Sete expressões pronunciadas por Jesus no momento da Cruz

Foto: Arquidiocese de Évora

“Ele tomou o vinagre e disse: Tudo está consumado. E inclinando a cabeça, entregou o espírito”. (Jo. 18,30). Com a Celebração da Paixão do Senhor – no dia em que “Cristo, nosso cordeiro pascal, foi imolado” (1Cor 5,7) –, a Igreja celebra o mistério da Cruz gloriosa daquele que, “derramando o seu sangue, instituiu o mistério da páscoa”, como rezamos na Oração da Colecta.

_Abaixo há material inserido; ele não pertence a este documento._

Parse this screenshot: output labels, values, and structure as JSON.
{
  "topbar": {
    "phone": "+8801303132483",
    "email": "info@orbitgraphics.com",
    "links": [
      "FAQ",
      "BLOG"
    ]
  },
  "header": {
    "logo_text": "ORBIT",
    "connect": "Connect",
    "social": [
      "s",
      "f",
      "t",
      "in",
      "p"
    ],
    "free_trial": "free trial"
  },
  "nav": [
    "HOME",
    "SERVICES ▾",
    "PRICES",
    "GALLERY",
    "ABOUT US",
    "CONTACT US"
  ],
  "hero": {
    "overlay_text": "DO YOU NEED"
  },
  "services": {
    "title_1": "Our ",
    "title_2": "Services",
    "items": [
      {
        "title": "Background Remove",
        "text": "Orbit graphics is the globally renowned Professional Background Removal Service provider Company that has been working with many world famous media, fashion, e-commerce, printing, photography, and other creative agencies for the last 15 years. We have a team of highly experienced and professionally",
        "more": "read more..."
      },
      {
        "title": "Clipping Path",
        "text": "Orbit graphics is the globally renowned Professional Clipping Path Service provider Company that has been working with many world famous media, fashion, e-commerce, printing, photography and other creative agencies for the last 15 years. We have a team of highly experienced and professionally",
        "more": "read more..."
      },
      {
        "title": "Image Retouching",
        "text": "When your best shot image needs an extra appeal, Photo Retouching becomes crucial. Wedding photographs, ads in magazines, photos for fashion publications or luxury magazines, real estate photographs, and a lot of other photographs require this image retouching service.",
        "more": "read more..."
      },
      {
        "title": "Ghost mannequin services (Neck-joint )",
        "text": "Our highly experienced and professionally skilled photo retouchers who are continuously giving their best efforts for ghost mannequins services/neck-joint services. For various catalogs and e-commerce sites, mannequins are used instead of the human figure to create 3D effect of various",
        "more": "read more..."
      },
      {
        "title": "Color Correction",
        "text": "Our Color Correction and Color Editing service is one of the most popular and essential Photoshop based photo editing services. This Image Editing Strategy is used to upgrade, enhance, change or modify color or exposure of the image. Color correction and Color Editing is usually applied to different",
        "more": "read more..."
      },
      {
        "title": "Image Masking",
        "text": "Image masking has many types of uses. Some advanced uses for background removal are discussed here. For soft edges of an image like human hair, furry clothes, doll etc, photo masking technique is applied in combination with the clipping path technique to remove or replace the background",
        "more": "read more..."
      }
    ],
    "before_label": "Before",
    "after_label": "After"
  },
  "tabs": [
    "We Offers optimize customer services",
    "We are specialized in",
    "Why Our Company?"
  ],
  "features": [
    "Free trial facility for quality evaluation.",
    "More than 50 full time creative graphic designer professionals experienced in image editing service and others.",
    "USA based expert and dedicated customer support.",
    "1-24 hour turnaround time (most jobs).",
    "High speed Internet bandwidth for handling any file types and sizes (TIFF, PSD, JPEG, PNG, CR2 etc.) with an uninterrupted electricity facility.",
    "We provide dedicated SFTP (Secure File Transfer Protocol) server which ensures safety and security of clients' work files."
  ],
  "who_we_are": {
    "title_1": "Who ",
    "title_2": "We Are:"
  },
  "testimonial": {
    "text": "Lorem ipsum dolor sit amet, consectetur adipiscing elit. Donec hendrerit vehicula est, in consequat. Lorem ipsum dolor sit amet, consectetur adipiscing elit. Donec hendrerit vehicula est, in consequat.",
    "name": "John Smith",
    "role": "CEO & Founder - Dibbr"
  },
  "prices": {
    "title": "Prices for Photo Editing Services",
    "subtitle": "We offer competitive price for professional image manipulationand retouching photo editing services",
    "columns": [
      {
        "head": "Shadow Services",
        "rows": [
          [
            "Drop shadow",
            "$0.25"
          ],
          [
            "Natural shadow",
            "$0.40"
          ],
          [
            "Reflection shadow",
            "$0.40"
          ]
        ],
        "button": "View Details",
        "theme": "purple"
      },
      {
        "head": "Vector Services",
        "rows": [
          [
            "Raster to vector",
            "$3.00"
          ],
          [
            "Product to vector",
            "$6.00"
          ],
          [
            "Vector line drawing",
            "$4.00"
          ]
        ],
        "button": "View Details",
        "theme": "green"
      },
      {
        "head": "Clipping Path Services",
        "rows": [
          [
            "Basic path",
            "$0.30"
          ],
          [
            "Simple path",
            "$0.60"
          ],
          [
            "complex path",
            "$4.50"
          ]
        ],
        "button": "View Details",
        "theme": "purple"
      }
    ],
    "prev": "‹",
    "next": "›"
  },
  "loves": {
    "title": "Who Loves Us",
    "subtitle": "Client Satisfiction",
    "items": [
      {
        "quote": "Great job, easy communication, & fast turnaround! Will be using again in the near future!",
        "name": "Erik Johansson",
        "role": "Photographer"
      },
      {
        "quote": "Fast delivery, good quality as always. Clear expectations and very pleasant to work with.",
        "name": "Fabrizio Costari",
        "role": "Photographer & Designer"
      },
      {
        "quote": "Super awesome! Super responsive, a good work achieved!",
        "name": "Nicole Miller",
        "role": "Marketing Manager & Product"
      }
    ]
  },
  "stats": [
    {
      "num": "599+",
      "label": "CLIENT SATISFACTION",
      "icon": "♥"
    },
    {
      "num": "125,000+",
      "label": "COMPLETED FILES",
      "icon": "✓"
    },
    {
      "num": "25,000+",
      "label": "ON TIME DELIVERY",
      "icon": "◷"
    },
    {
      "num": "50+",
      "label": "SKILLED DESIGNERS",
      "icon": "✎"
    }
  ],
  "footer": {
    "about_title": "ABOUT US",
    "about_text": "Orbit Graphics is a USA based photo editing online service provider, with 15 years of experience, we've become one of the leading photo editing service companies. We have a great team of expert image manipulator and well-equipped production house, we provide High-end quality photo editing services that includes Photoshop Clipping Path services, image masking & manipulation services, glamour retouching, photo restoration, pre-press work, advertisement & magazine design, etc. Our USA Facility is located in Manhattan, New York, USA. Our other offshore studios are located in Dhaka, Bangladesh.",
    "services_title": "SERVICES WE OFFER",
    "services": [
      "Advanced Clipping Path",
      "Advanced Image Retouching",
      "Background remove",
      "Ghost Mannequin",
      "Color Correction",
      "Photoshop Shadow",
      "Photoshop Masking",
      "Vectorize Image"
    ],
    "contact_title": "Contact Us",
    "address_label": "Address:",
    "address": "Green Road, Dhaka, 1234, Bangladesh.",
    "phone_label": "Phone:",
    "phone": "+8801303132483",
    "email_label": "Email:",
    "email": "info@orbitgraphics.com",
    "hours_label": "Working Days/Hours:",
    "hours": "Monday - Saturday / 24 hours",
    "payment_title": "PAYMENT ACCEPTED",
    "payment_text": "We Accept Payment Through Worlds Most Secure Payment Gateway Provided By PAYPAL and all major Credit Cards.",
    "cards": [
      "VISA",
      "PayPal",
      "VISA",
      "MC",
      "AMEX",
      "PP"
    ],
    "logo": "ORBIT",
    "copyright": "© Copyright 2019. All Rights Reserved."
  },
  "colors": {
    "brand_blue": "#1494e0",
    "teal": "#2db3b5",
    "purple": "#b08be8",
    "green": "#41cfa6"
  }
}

A Igreja recorda o seu nascimento sabendo que assim como Eva nasceu do lado de Adão, a Igreja nasce do lado aberto de Cristo na Cruz. Deste modo, compreendemos que a Igreja nasce silenciosa, prostrada, ajoelhada, em oração (como nos ritos de abertura da celebração de hoje), chamada a anunciar a paixão de seu Senhor como decorre nesta Liturgia da Palavra que proclamamos e meditamos, intercedendo pela salvação do mundo inteiro como acontecerá dentro de momentos (na Oração Universal) e adorando a Cruz que representa o seu Salvador.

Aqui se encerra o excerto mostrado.